What makes seahorses endangered? Their preferred habitats are coral reefs, mangroves, sea grass beds and estuaries, which are threatened by development and water pollution.
Threats to the seahorse include:
- Legal and illegal trade for ornamental display (sold dried as souvenirs), aquarium fishes, and traditional Chinese medicine. More than 20 millions of seahorses are estimated to be traded each year for Chinese medicine. Hundreds of thousands of seahorses are sold for the aquarium trade driven primarily by North American. Most of these seahorses are juveniles where they usually die within a short period.
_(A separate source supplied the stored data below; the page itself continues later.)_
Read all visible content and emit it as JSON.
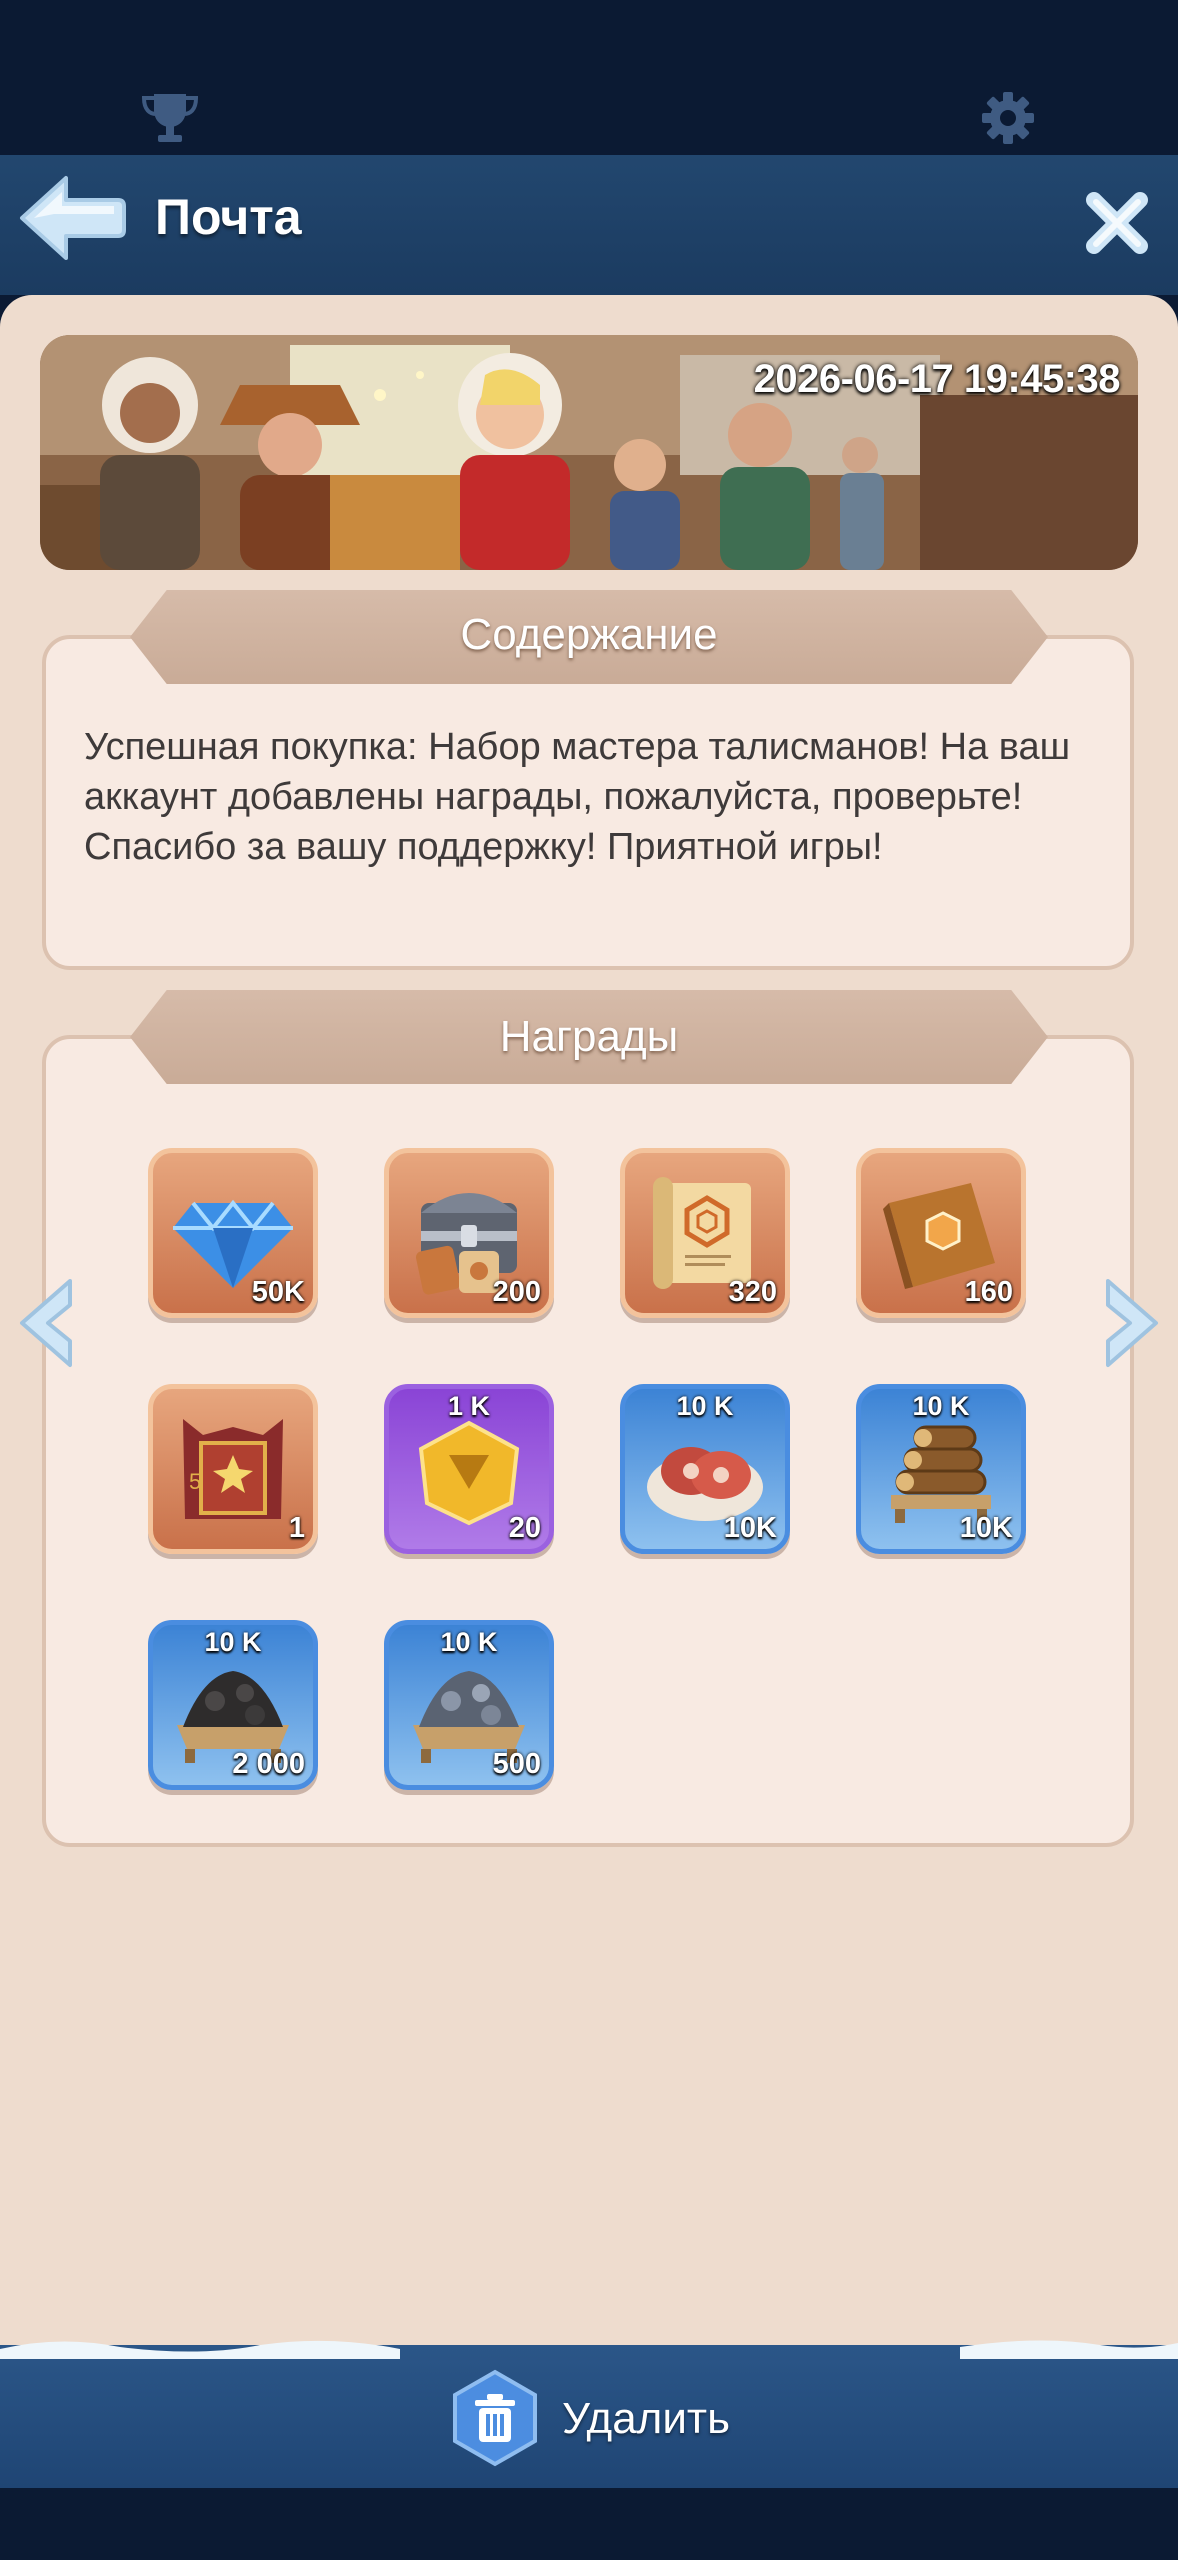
{
  "header": {
    "title": "Почта"
  },
  "banner": {
    "timestamp": "2026-06-17 19:45:38"
  },
  "content_section": {
    "heading": "Содержание",
    "text": "Успешная покупка: Набор мастера талисманов! На ваш аккаунт добавлены награды, пожалуйста, проверьте! Спасибо за вашу поддержку! Приятной игры!"
  },
  "rewards_section": {
    "heading": "Награды",
    "items": [
      {
        "icon": "gem-icon",
        "quantity": "50K",
        "cap": ""
      },
      {
        "icon": "chest-icon",
        "quantity": "200",
        "cap": ""
      },
      {
        "icon": "scroll-icon",
        "quantity": "320",
        "cap": ""
      },
      {
        "icon": "book-icon",
        "quantity": "160",
        "cap": ""
      },
      {
        "icon": "lantern-box-icon",
        "quantity": "1",
        "cap": ""
      },
      {
        "icon": "gold-hex-icon",
        "quantity": "20",
        "cap": "1 K"
      },
      {
        "icon": "meat-icon",
        "quantity": "10K",
        "cap": "10 K"
      },
      {
        "icon": "wood-icon",
        "quantity": "10K",
        "cap": "10 K"
      },
      {
        "icon": "coal-icon",
        "quantity": "2 000",
        "cap": "10 K"
      },
      {
        "icon": "iron-ore-icon",
        "quantity": "500",
        "cap": "10 K"
      }
    ]
  },
  "footer": {
    "delete_label": "Удалить"
  },
  "colors": {
    "panel": "#eedcce",
    "header": "#22476f",
    "accent_blue": "#3c83d5",
    "accent_orange": "#e7a67e",
    "accent_purple": "#8a44d6"
  }
}
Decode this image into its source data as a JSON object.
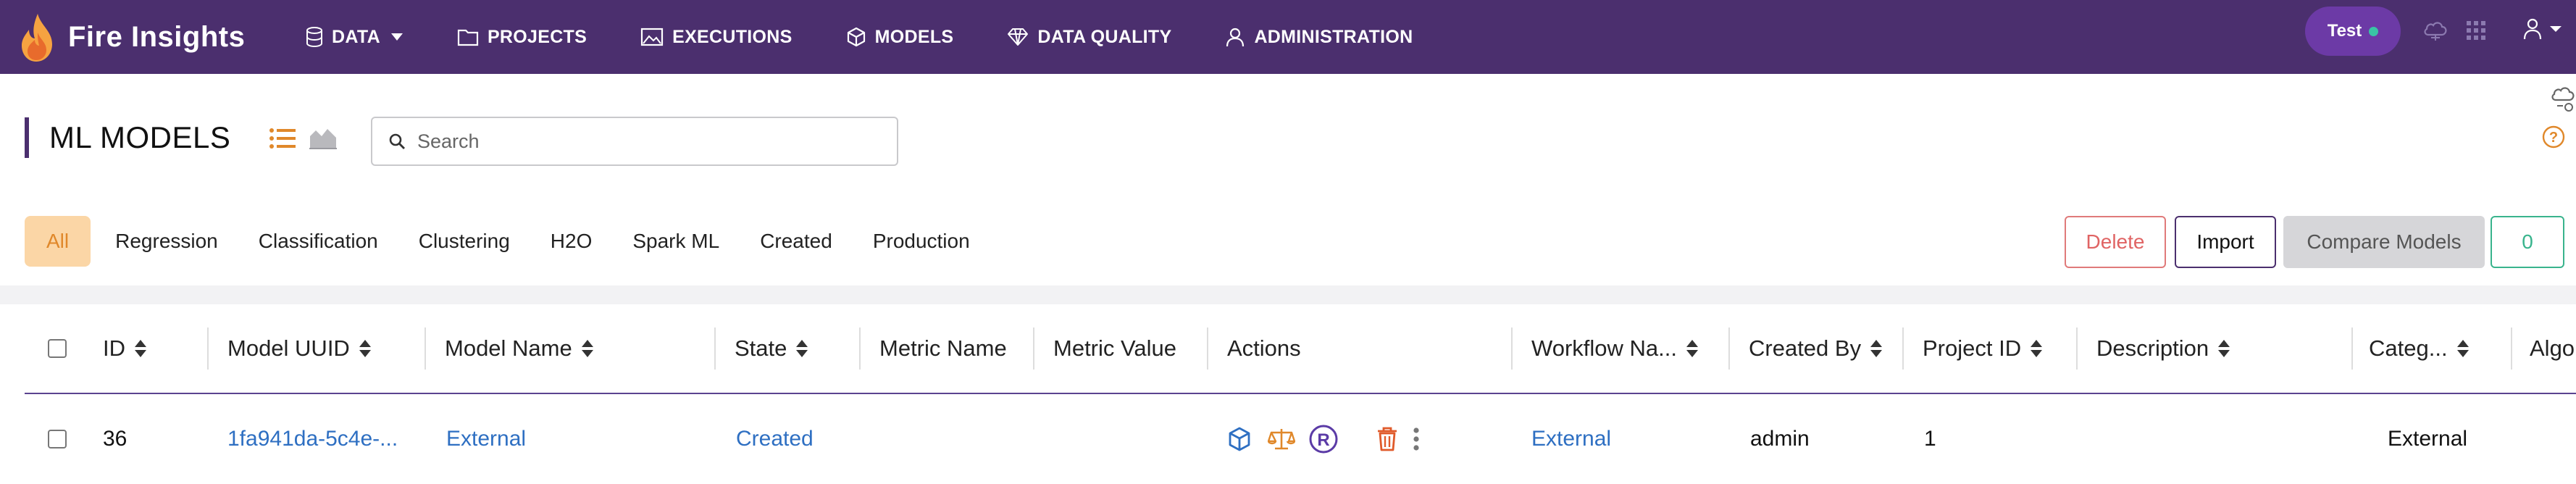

- By catch in the shrimp trawl and other fisheries off of Florida, Mexico, Central America, and South America.
- Habitat degradation and destruction due to coastal development, marine pollution, coral reef destruction, and land-based deforestation. Deforestation leads to increased siltation in surrounding marine waters, thereby suffocating sea grass bed and killing coral reefs.
Fun facts about seahorses:
• They use long snout to absorb tiny shrimp, fish, and plankton.
• In a seahorse’s life cycle, the male is the one to give birth.
• Male can give birth to up several hundred young from one pregnancy.
• They are cousins to pipefish and sea dragons.
• They lack teeth, a stomach, and a caudal fin.